Equity market causes investors confusion

28 December, 2018

As a turbulent December in equity markets draws to a close, there’s one thing traders and investors can agree on: these are not usual times, especially for this time of year. It’s “completely bizarre,” says Stephen Innes, head of trading for Asia Pacific at Oanda Corp. “It’s incredible just how harmful markets veer when sentiment slides.”

Innes has been taking profit on some winning investments, and snapping up blue-chip stocks whose valuations have dropped in the December sell-off, but for the most part he’s keeping his money on the sidelines. Like many other traders in Asia, he’s been watching events play out in the U.S. from a distance, amazed at what he sees. The S&P 500 Index posted its biggest upward reversal since 2010 on Thursday, a day after the gauge capped its largest advance since 2009. Despite the two-day gain, the measure is still down almost 10 percent in December alone. “I’m on the golf course,” Innes says about how he’s responding. “As I have been most of the week.”

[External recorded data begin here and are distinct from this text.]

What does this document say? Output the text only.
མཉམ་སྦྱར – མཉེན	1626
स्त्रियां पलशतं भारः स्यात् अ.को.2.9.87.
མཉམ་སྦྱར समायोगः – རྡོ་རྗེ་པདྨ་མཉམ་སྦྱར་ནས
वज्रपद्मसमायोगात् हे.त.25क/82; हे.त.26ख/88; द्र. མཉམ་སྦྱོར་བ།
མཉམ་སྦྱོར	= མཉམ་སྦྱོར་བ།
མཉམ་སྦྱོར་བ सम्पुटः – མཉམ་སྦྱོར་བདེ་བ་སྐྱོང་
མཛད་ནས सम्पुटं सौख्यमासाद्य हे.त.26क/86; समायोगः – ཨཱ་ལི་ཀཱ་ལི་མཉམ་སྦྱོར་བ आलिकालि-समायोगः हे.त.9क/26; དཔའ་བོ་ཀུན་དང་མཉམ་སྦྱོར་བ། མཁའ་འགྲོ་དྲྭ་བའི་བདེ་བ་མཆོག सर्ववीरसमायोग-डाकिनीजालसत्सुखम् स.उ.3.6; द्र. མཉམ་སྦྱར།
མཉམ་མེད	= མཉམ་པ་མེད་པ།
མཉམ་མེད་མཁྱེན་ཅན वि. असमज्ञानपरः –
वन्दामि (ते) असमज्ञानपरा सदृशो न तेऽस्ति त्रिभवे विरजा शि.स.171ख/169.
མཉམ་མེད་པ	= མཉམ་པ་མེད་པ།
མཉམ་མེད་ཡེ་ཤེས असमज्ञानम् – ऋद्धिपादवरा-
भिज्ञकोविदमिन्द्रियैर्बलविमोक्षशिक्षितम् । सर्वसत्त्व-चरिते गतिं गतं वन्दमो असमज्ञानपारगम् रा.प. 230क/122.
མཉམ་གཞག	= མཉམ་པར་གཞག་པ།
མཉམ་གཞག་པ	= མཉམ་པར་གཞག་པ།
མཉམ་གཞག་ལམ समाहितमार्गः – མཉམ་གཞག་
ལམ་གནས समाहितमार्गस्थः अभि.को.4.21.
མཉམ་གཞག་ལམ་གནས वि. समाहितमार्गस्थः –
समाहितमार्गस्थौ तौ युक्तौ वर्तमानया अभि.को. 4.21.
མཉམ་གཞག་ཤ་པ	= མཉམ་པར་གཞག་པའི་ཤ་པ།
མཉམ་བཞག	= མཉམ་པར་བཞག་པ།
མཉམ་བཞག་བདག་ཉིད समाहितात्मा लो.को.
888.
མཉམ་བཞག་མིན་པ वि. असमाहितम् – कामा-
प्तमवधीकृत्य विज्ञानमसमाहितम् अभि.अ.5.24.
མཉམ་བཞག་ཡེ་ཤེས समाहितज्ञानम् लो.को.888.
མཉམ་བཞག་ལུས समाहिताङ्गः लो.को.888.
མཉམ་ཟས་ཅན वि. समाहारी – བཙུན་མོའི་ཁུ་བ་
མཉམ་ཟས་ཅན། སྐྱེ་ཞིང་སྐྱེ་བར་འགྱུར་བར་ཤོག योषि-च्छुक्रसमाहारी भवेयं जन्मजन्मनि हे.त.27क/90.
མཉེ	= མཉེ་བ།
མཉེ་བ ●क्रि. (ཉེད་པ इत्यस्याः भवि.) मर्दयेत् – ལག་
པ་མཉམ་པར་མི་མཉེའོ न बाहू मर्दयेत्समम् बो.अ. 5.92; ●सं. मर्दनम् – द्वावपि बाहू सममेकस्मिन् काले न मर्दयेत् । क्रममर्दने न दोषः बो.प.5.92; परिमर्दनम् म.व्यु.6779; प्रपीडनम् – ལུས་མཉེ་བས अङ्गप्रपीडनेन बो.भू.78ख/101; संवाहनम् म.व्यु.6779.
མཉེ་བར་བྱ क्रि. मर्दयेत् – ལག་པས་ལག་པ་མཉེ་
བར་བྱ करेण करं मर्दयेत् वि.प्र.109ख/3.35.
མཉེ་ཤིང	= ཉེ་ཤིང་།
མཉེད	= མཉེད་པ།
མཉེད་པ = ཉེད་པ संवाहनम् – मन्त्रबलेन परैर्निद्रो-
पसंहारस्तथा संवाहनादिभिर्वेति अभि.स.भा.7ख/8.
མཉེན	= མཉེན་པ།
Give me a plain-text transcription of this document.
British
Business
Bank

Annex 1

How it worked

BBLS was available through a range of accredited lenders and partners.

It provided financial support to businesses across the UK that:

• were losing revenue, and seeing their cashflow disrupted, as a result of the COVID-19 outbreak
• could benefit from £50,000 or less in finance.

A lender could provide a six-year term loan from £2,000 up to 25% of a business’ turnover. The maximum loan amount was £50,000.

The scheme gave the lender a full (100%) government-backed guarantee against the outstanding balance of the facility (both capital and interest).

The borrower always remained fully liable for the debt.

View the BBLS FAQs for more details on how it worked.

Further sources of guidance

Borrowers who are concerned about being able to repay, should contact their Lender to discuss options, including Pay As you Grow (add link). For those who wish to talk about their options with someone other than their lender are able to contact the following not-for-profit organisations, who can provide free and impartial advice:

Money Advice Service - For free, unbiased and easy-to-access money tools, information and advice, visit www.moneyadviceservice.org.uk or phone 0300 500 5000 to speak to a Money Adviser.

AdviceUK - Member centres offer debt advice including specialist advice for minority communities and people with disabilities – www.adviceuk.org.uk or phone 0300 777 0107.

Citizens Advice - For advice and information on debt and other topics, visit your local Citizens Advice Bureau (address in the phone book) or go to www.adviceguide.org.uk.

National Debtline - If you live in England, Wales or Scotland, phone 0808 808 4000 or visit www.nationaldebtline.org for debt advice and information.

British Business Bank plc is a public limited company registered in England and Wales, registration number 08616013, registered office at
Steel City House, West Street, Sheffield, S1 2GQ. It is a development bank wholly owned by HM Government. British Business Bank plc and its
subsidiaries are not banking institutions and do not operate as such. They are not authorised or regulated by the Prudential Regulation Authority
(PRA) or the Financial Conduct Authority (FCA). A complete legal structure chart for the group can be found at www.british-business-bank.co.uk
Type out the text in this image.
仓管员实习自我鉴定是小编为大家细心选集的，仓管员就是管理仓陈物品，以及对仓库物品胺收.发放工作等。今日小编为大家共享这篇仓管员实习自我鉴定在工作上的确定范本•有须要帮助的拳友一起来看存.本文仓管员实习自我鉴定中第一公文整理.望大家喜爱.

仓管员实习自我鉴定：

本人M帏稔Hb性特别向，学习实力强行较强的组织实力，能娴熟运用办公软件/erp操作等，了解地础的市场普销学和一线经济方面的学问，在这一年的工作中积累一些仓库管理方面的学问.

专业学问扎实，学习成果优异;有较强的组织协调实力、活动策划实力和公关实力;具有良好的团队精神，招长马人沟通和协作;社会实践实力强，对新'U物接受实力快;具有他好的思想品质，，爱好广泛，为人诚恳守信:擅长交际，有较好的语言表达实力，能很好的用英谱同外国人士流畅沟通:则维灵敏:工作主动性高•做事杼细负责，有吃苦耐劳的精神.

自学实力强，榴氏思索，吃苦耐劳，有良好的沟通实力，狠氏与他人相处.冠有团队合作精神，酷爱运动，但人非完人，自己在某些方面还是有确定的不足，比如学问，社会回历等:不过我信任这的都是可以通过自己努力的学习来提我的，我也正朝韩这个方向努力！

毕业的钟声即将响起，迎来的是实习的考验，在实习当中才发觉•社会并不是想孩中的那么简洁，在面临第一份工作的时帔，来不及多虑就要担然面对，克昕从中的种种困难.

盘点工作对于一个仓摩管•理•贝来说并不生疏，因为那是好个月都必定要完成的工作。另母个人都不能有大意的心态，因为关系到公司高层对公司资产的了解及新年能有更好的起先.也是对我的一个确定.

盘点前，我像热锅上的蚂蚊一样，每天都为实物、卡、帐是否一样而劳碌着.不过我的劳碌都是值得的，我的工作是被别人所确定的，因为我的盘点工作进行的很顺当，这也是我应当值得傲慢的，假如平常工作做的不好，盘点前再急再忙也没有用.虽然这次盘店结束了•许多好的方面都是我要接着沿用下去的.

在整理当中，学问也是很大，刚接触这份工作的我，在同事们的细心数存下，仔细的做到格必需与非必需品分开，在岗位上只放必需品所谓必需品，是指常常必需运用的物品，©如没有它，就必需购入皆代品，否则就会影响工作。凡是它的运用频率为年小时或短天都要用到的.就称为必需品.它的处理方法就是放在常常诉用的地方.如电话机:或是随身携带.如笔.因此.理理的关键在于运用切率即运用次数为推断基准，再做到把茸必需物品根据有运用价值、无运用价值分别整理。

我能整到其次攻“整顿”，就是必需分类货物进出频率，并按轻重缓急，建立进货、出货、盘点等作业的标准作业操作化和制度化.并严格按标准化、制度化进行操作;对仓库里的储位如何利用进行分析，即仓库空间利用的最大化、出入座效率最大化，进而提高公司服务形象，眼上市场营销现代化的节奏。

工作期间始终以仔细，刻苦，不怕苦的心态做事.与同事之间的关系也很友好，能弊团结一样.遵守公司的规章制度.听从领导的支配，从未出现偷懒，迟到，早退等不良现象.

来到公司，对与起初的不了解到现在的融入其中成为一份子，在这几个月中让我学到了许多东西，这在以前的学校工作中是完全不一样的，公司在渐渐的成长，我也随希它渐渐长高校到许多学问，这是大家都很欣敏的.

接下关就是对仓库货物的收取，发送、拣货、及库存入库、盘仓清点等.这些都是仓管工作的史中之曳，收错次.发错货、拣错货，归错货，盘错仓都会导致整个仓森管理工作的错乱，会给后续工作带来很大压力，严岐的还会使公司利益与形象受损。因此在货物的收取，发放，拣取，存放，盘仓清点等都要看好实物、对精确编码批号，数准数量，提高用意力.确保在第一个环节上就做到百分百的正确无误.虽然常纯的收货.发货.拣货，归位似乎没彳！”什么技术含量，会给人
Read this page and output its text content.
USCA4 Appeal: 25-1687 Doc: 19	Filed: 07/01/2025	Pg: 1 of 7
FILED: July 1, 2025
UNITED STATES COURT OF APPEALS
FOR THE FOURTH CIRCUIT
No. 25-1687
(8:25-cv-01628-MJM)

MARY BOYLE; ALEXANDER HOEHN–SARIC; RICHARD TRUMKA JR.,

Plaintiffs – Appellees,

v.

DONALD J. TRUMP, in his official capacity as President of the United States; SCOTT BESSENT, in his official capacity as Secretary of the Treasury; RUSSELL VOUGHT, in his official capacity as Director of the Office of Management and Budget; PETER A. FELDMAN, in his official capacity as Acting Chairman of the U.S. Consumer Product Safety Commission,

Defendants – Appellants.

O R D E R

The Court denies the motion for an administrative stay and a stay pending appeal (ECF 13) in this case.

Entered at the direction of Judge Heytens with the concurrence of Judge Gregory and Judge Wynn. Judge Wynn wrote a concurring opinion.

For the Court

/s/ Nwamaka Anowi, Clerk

Over in Sydney, Sean Fenton is scratching his head. “It’s certainly unusual for this time of year,” the portfolio manager at Tribeca Investment Partners says of the market moves. “You see people take holidays and sort of shutting up shop, not surges in volatility.” Fenton, like Matthews, says he’s hunkering down, betting that the U.S. economy is robust and the sell-off will bottom out. For this time of year, he’s “probably a little more focused on the market,” he says, but that doesn’t mean he’s got reasons for the moves. “Trying to explain short-term movements in the markets is an exercise in futility because generally it’s pretty random,” he says.